アオノツガザクラ(青の栂桜)は、中部以北の高山帯の雪田や岩隙に自生する常緑低小木の高山植物。常緑ですが雪解けの頃は暗褐色のため、雪田をびっしりと覆い尽くしていますが、あまり目立ちません。それが初夏になると、群生地では緑の絨毯となり、クリーム色の小さな花を咲かせます。花をつけていないと、同じように岩場に自生するガンコウランやジムカデなどと葉の形状が似ていて見間違えますが、大きさなどが全く異なりますので、見慣れてくれば、混在していてもわかるようになってきます。ちなみに葉や茎の大きさは、アオノツガザクラ>ガンコウラン>ジムカデという順になります。

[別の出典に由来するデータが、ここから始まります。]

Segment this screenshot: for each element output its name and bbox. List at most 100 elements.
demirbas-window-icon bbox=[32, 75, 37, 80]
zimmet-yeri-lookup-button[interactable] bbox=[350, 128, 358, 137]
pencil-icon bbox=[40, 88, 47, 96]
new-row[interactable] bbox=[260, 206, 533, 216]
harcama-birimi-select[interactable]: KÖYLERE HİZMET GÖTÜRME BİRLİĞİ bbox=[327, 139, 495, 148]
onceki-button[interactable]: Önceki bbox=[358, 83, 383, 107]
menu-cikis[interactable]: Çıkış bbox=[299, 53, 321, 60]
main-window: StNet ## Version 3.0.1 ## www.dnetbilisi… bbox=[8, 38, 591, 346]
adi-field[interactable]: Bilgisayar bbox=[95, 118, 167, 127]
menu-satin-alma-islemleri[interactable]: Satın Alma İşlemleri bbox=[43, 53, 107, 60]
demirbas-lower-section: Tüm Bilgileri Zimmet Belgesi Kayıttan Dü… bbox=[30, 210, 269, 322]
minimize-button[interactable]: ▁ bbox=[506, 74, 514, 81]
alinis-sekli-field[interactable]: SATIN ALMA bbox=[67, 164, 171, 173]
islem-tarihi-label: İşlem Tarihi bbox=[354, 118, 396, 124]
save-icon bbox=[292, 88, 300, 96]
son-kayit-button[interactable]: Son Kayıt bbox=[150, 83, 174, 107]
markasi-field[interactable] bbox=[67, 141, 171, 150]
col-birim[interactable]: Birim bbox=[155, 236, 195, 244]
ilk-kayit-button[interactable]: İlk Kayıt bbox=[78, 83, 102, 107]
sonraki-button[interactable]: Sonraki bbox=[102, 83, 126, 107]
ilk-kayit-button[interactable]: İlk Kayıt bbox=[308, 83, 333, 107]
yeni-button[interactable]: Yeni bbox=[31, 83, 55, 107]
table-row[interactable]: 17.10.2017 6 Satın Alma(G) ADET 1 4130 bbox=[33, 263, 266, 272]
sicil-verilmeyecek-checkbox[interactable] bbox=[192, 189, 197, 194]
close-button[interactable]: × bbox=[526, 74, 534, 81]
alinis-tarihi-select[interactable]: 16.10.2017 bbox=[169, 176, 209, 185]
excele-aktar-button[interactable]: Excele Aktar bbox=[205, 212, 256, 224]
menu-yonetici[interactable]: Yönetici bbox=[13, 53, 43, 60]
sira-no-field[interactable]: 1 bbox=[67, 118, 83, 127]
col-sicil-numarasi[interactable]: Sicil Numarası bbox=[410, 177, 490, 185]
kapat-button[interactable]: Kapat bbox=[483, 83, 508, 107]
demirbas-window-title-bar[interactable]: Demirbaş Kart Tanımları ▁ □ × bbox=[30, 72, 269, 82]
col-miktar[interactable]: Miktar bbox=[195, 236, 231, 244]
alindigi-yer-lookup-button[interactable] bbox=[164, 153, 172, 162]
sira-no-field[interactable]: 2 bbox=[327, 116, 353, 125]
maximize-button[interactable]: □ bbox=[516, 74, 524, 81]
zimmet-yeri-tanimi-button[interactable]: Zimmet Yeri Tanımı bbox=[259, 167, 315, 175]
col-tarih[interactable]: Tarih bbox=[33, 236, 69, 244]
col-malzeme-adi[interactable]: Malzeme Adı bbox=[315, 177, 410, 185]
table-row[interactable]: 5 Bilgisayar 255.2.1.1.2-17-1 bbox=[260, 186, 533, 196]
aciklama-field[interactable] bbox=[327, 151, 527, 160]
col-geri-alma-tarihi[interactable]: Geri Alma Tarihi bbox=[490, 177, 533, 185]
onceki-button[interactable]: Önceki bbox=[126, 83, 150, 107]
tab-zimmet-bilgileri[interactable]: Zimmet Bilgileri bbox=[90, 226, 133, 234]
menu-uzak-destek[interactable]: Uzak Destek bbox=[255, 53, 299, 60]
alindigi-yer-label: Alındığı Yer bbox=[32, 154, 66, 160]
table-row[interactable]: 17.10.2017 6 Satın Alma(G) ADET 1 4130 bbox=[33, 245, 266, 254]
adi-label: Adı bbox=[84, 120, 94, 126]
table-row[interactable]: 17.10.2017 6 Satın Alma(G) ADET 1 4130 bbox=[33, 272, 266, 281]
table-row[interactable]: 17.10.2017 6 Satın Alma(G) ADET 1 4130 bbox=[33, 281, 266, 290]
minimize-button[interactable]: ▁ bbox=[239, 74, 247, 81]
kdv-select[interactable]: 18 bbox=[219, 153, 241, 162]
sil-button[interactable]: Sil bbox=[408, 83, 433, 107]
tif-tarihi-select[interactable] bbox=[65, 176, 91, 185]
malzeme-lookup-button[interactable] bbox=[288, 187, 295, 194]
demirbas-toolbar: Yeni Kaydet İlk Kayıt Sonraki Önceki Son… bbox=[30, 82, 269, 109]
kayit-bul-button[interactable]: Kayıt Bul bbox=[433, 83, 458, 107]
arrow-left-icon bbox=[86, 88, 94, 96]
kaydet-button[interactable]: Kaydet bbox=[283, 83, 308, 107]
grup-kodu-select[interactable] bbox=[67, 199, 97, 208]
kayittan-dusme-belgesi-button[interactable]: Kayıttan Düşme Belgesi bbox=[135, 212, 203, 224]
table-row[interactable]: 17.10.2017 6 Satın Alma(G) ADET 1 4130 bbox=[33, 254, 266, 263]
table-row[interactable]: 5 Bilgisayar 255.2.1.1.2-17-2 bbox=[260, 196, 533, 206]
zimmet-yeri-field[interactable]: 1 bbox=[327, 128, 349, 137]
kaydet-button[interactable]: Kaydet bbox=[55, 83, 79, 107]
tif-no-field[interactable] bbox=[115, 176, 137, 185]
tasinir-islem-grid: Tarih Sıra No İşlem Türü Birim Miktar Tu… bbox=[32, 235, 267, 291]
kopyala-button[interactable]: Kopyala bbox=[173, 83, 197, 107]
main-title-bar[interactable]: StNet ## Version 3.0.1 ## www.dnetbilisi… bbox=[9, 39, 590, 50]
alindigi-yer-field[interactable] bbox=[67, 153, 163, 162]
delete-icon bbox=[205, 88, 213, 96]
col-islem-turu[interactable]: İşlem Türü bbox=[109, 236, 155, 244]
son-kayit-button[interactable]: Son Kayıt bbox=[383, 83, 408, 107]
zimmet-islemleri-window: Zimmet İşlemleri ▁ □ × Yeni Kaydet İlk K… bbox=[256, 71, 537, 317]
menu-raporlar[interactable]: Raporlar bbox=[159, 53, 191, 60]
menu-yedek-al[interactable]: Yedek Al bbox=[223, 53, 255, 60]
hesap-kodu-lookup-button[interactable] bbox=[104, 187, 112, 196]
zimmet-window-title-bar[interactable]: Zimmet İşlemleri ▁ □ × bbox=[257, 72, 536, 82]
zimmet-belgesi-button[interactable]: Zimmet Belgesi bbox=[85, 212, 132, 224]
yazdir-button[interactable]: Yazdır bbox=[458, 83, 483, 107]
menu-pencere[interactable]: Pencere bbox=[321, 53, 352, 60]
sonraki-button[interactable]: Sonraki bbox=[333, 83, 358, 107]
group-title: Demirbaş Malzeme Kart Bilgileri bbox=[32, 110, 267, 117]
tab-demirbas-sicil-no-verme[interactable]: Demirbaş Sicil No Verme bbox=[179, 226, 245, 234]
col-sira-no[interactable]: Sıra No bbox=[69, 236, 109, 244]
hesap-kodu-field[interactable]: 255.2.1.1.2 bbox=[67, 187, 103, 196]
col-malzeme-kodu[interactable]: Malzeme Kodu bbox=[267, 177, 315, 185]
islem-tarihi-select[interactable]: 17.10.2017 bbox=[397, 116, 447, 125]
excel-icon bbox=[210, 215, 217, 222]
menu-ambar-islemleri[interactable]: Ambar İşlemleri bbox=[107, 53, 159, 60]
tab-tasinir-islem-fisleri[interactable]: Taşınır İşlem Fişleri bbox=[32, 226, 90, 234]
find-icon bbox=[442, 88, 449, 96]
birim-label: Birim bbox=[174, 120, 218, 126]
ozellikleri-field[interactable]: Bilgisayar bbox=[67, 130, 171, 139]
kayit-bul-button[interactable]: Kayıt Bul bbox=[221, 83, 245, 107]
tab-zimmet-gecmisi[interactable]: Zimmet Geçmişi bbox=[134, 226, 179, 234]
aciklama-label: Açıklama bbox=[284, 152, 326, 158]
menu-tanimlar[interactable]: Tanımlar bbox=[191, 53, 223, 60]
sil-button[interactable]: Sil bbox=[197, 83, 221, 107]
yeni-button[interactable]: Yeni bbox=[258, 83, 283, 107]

画像のアオノツガザクラは、ちょうど開花しだしたばかりで、花とつぼみが混在しています。登山道沿いのアオノツガザクラは7月上旬ごろから咲き始めますが、雪解けの遅い大雪渓では今が見頃。ご覧のようにつぼみの時期は立っていますが、花が咲き出すとその頭を垂れてきます。そして、また、実の時期になると、再び、頭を持ち上げます。

クロマメノキ(花)

こちらのクロマメノキも、大抵、6〜7月に咲き出す高山植物です。先ほどのアオノツガザクラと同様、大雪渓エリアでは開花が遅れています。「クロマメノキ(黒豆の木)」といわれるように、黒い実がなり、いわゆるブルーベリーと同じ種類の植物です。また、必ずクロマメノキと一緒に紹介されるクロウスゴ(黒臼子)もブルーベリーの仲間で、クロマメノキとクロウスゴは、木や葉の付き方や大きさなどが似ていて見分けにくいものです。

 

クロマメノキ − 萼が5裂に裂けている

クロマメノキとクロウスゴが、一番見分けやすい時期は、実の時期で、クロウスゴには、臼の底のような模様が出来ますので、一目瞭然です。また、花の時期もよく見れば、判別が可能です。ノリクラ雪渓カレンダーVol.7(2006/06/24)C で、クロウスゴの紹介の際にお伝えしたように、クロウスゴの萼は裂けていませんが、クロマメノキはご覧のように裂けていますので、花の時期でもよく観察すれば、判別が可能です。

 

チングルマ(実)

こちらは定点でお伝えしているチングルマ。先週の段階で実になっています。ただ、大雪渓全体ではまだ花をつけているものや、実になっているものなど、いろいろな状態のものがありますので、その推移を同時に楽しむことが出来るのも、エリアによって雪解けの時期に違いが生じる大雪渓ならでは現象です。以下の画像はすべて同じとき(8月25日)に撮影したものです。

 

@ チングルマ(花)

こちらはまだ花をつけているチングルマ。通常、この状態で1〜2週間は推移しているはずです。

 

A チングルマ(実) − 風車のような形状がチングルマ(稚児車)の由来

花が終わり、花柱がよじれた状態で残るようになります。このよじれた状態が、子供の頃によく遊んだ風車に似ているところからチングルマ(稚児車)と、言われるようになっています。ただ、このよじれた状態の期間はそれほど長くないので、定期的に見ていないと見逃すことも多々あります。

 

B チングルマ(実) − よじれた花柱が広がり秋風に漂う

そして、花柱は次第に広がり、秋風に乗って、飛んでいくようになります。このような綿毛の状態のチングルマはよく見かけ、ひらひらと風に揺られている姿を見かけると、夏も終わりに近づいていることを感じさせます。